Lincoln Minerals announces Kookaburra Gully graphite Resource

THE DRILL SERGEANT: Lincoln Minerals (ASX: LML) has announced a maiden high-grade JORC Code-compliant Indicated and Inferred Mineral Resources for the company’s wholly-owned Kookaburra Gully graphite project, located on South Australia’s Eyre Peninsula.

The total Indicated and Inferred Mineral Resources for Kookaburra Gully project have been calculated at 2.25 million tonnes grading 15 per cent total graphitic carbon (TGC) with 338,000 tonnes of contained graphite at a nominal cut-off grade of 5 per cent TGC.

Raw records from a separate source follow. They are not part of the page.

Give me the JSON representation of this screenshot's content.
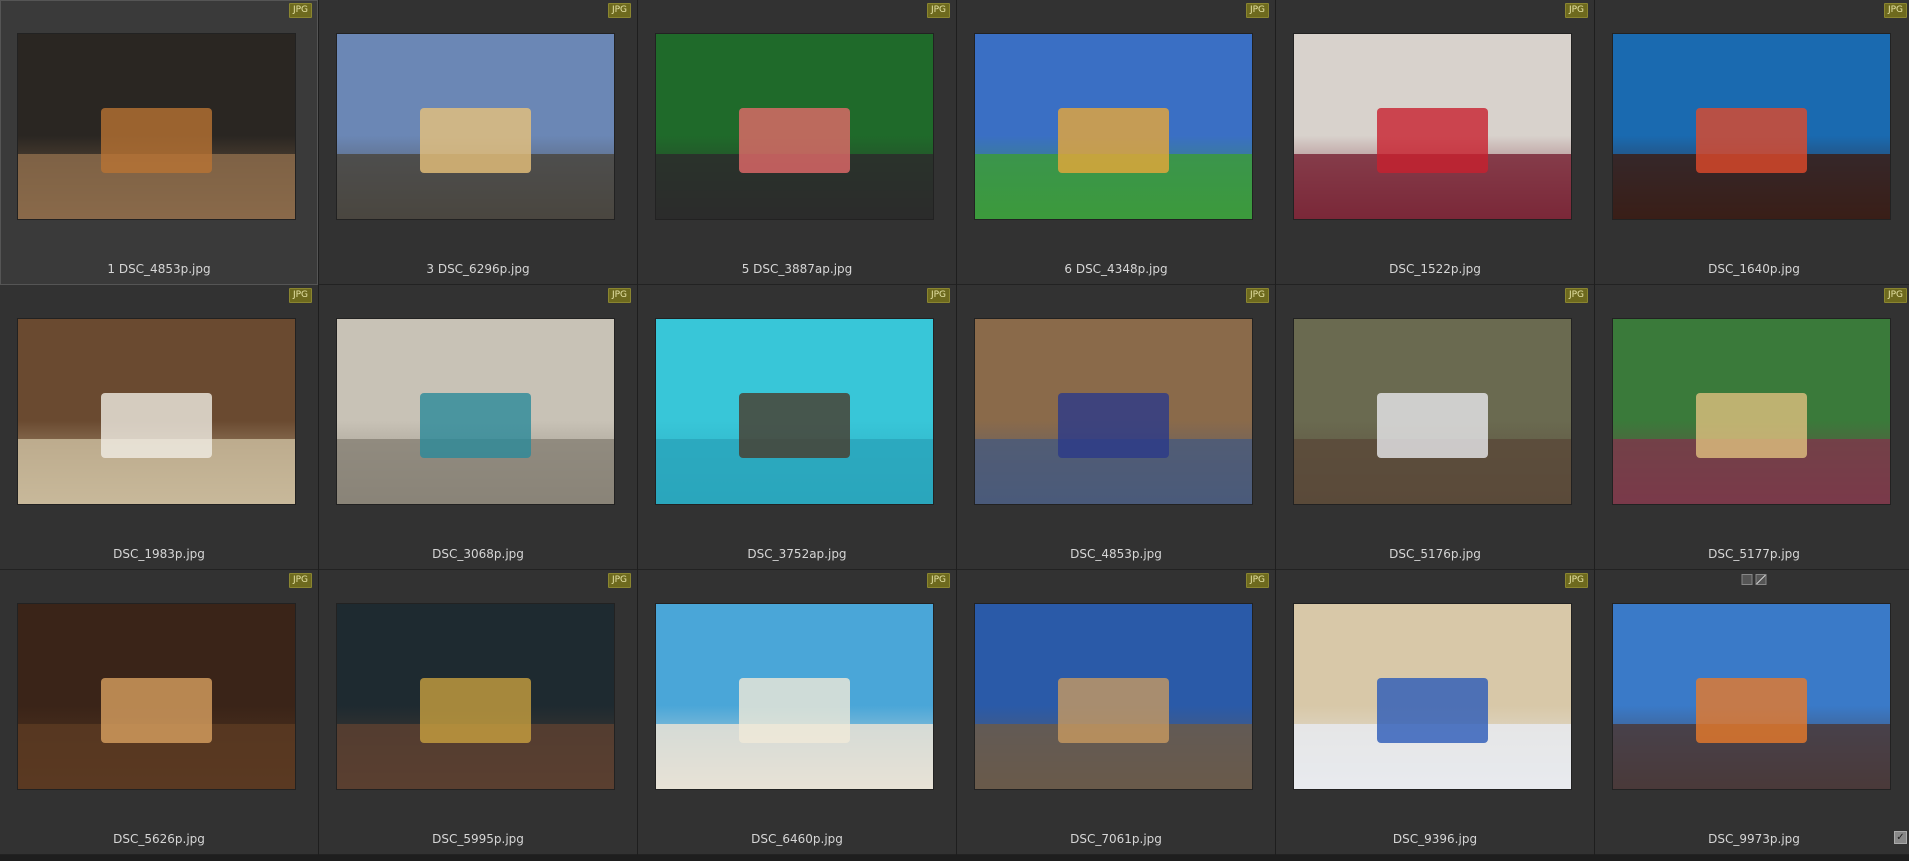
{
  "file_type_badge": "JPG",
  "thumbnails": [
    {
      "file": "1 DSC_4853p.jpg",
      "sky": "#2a2622",
      "floor": "#8a6a4a",
      "accent": "#b87333"
    },
    {
      "file": "3 DSC_6296p.jpg",
      "sky": "#6b87b5",
      "floor": "#4a4640",
      "accent": "#e8c27a"
    },
    {
      "file": "5 DSC_3887ap.jpg",
      "sky": "#1f6a2a",
      "floor": "#2c2c2c",
      "accent": "#e36a6a"
    },
    {
      "file": "6 DSC_4348p.jpg",
      "sky": "#3a6fc4",
      "floor": "#3c9a3c",
      "accent": "#e8a83a"
    },
    {
      "file": "DSC_1522p.jpg",
      "sky": "#d8d2cc",
      "floor": "#7a2838",
      "accent": "#c8202e"
    },
    {
      "file": "DSC_1640p.jpg",
      "sky": "#1a6ab0",
      "floor": "#3a1e18",
      "accent": "#e04a2a"
    },
    {
      "file": "DSC_1983p.jpg",
      "sky": "#6a4a30",
      "floor": "#c8b89a",
      "accent": "#f0ece4"
    },
    {
      "file": "DSC_3068p.jpg",
      "sky": "#c8c2b6",
      "floor": "#8a8478",
      "accent": "#2a8a9a"
    },
    {
      "file": "DSC_3752ap.jpg",
      "sky": "#38c6d8",
      "floor": "#2aa6bc",
      "accent": "#4a3a2a"
    },
    {
      "file": "DSC_4853p.jpg",
      "sky": "#8a6a4a",
      "floor": "#4a5a7a",
      "accent": "#2a3a8a"
    },
    {
      "file": "DSC_5176p.jpg",
      "sky": "#6a6a50",
      "floor": "#5a4a3a",
      "accent": "#e8e8ec"
    },
    {
      "file": "DSC_5177p.jpg",
      "sky": "#3a7a3a",
      "floor": "#7a3a4a",
      "accent": "#e0c080"
    },
    {
      "file": "DSC_5626p.jpg",
      "sky": "#3a2418",
      "floor": "#5a3a22",
      "accent": "#d8a060"
    },
    {
      "file": "DSC_5995p.jpg",
      "sky": "#1e2a30",
      "floor": "#5a4030",
      "accent": "#c8a040"
    },
    {
      "file": "DSC_6460p.jpg",
      "sky": "#4aa6d8",
      "floor": "#e8e2d6",
      "accent": "#f0ead8"
    },
    {
      "file": "DSC_7061p.jpg",
      "sky": "#2a5aa8",
      "floor": "#6a5a4a",
      "accent": "#c89a60"
    },
    {
      "file": "DSC_9396.jpg",
      "sky": "#d8c8a8",
      "floor": "#e8eaee",
      "accent": "#2a5ab8"
    },
    {
      "file": "DSC_9973p.jpg",
      "sky": "#3a7ac8",
      "floor": "#4a3a3a",
      "accent": "#e87a2a"
    }
  ]
}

“The maiden JORC Code-compliant Mineral Resources at Kookaburra Gully reinforce Lincoln’s confidence in being able to quickly progress the company’s graphite resources on southern Eyre Peninsula into a high-quality, long-life graphite mining and processing operation,” Lincoln Minerals managing director Dr John Parker said in the company’s announcement to the Australian Securities Exchange.

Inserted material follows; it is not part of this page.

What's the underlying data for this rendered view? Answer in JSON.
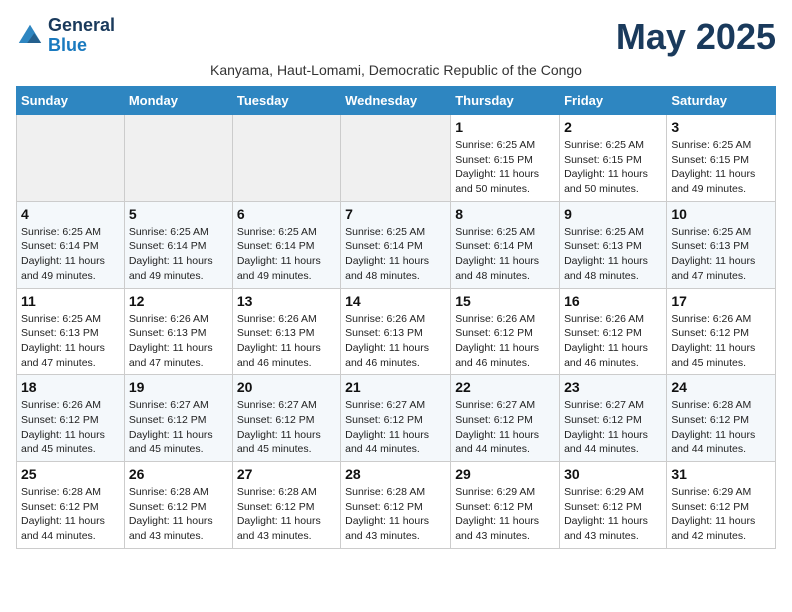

“Drilling the Kookaburra Gully graphite project and defining over two million tonnes of mineralisation at 15 per cent TGC in this timeframe has been a fantastic result for Lincoln.”

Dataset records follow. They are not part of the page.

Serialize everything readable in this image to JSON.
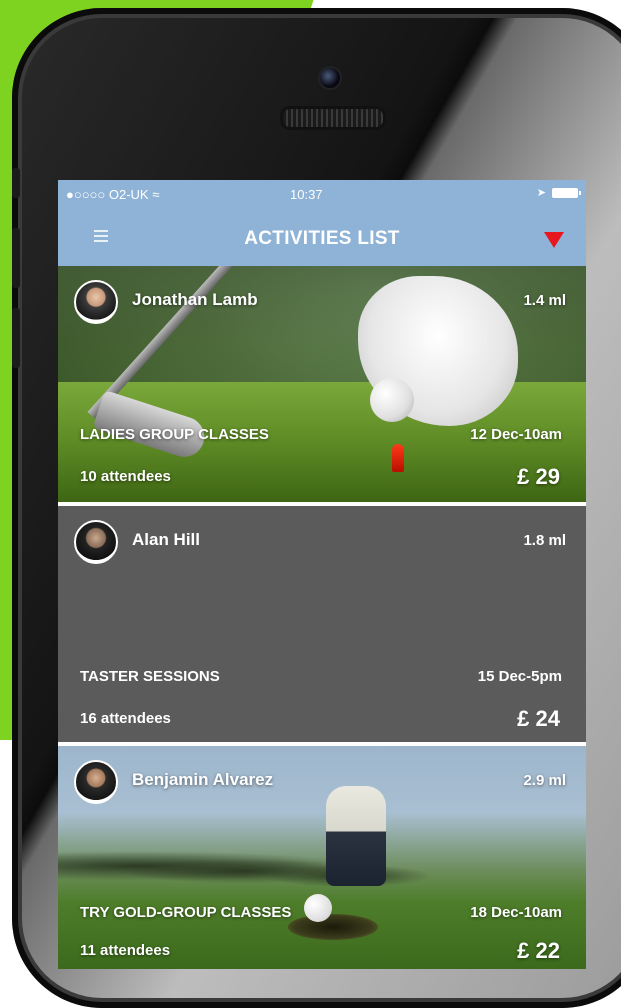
{
  "status_bar": {
    "carrier": "●○○○○ O2-UK",
    "wifi_icon": "wifi-icon",
    "time": "10:37",
    "location_icon": "location-arrow-icon",
    "battery_icon": "battery-icon"
  },
  "nav": {
    "title": "ACTIVITIES LIST",
    "menu_icon": "hamburger-menu-icon",
    "filter_icon": "filter-triangle-icon"
  },
  "colors": {
    "nav_bg": "#8fb3d6",
    "filter_icon": "#e8171f",
    "card_plain_bg": "#5b5b5b",
    "green_accent": "#7ed321"
  },
  "activities": [
    {
      "organizer": "Jonathan Lamb",
      "distance": "1.4 ml",
      "name": "LADIES GROUP CLASSES",
      "date": "12 Dec-10am",
      "attendees": "10 attendees",
      "price": "£ 29"
    },
    {
      "organizer": "Alan Hill",
      "distance": "1.8 ml",
      "name": "TASTER SESSIONS",
      "date": "15 Dec-5pm",
      "attendees": "16 attendees",
      "price": "£ 24"
    },
    {
      "organizer": "Benjamin Alvarez",
      "distance": "2.9 ml",
      "name": "TRY GOLD-GROUP CLASSES",
      "date": "18 Dec-10am",
      "attendees": "11 attendees",
      "price": "£ 22"
    }
  ]
}
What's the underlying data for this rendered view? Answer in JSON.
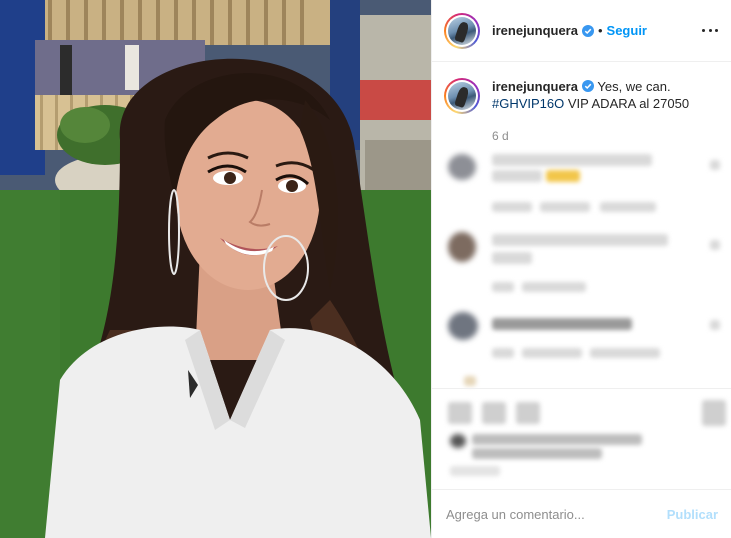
{
  "post": {
    "username": "irenejunquera",
    "follow_label": "Seguir",
    "separator": "•",
    "caption_text": "Yes, we can.",
    "caption_hashtag": "#GHVIP16O",
    "caption_rest": "VIP ADARA al 27050",
    "age": "6 d"
  },
  "comment_box": {
    "placeholder": "Agrega un comentario...",
    "publish_label": "Publicar"
  },
  "colors": {
    "link": "#0095f6",
    "hashtag": "#00376b",
    "publish_disabled": "#b2dffc",
    "verified": "#3897f0"
  },
  "icons": [
    "verified-badge-icon",
    "more-options-icon",
    "like-icon",
    "comment-icon",
    "share-icon",
    "save-icon"
  ]
}
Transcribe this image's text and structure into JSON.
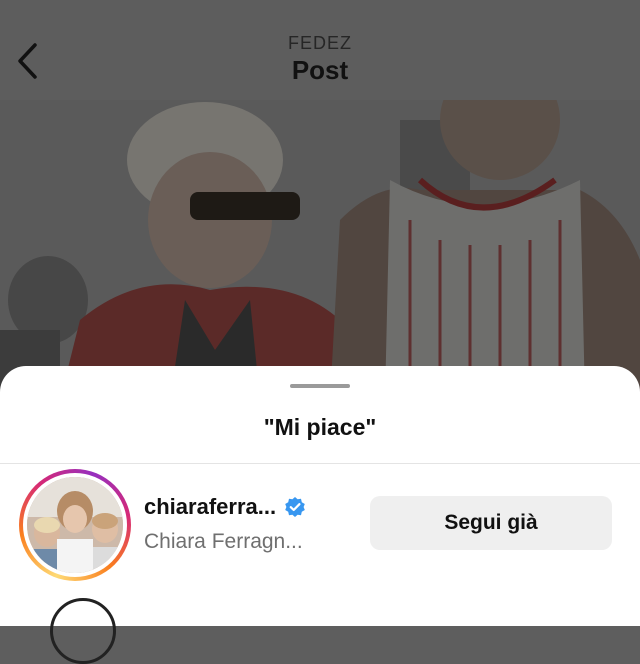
{
  "header": {
    "account": "FEDEZ",
    "title": "Post",
    "back_icon": "chevron-left-icon"
  },
  "sheet": {
    "title": "\"Mi piace\""
  },
  "likes": [
    {
      "username": "chiaraferra...",
      "full_name": "Chiara Ferragn...",
      "verified": true,
      "button_label": "Segui già"
    }
  ],
  "colors": {
    "verified_blue": "#3897f0",
    "button_bg": "#efefef",
    "overlay": "#5e5e5e"
  }
}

Lincoln Minerals provided a comparison of the Kookaburra Gully project to northern hemisphere graphite projects, which it said report resources at a grade of around 2 per cent TGC saying the company resource excludes material below that grade.

The company previously announced a total Exploration Target for graphite prospects in the Kookaburra Gully following an EM survey area, which included extending Kookaburra Gully and the historic Koppio graphite mine.

 

Project location. Source: Company announcement

 

The Exploration Target was estimated to be between about 14.2 million tonnes to 42.6 million tonnes and was based on an estimated average grade in the range of 7 to 15 per cent TGC.

Lincoln explained the estimate was based on a depth extent of only 50m, however a drilling campaign carried out in January 2013 at the Kookaburra Gully site demonstrated this is likely to be a conservative estimate of what the company could be sitting on.

The company displayed its confidence in the project by claiming it to be ranked in the top 10 graphite deposits in the world in terms of the average grade of its in situ graphitic carbon content.

“The Kookaburra Gully graphite resource we have defined today is important because it only reflects information taken from 500 metres of strike,” Parker said.

“We have not drilled further south yet. Lincoln is very optimistic that drilling planned for Kookaburra Gully Extended this year will define further graphite resources.”

Lincoln Minerals has completed preliminary metallurgical studies and a scoping study for Kookaburra Gully, the results of which indicate the company will be able to produce high-quality flake graphite (greater than 95 per cent TGC).

The company anticipates its graphite mining and processing program will be globally competitive as the resource can be mined from a small open pit mine or quarry with low strip ratios.

“We are on track for a pilot-scale operation by the end of 2013, subject to finance and approvals, and we are planning to pursue full mining, production and processing of graphite through 2014,” Parker said.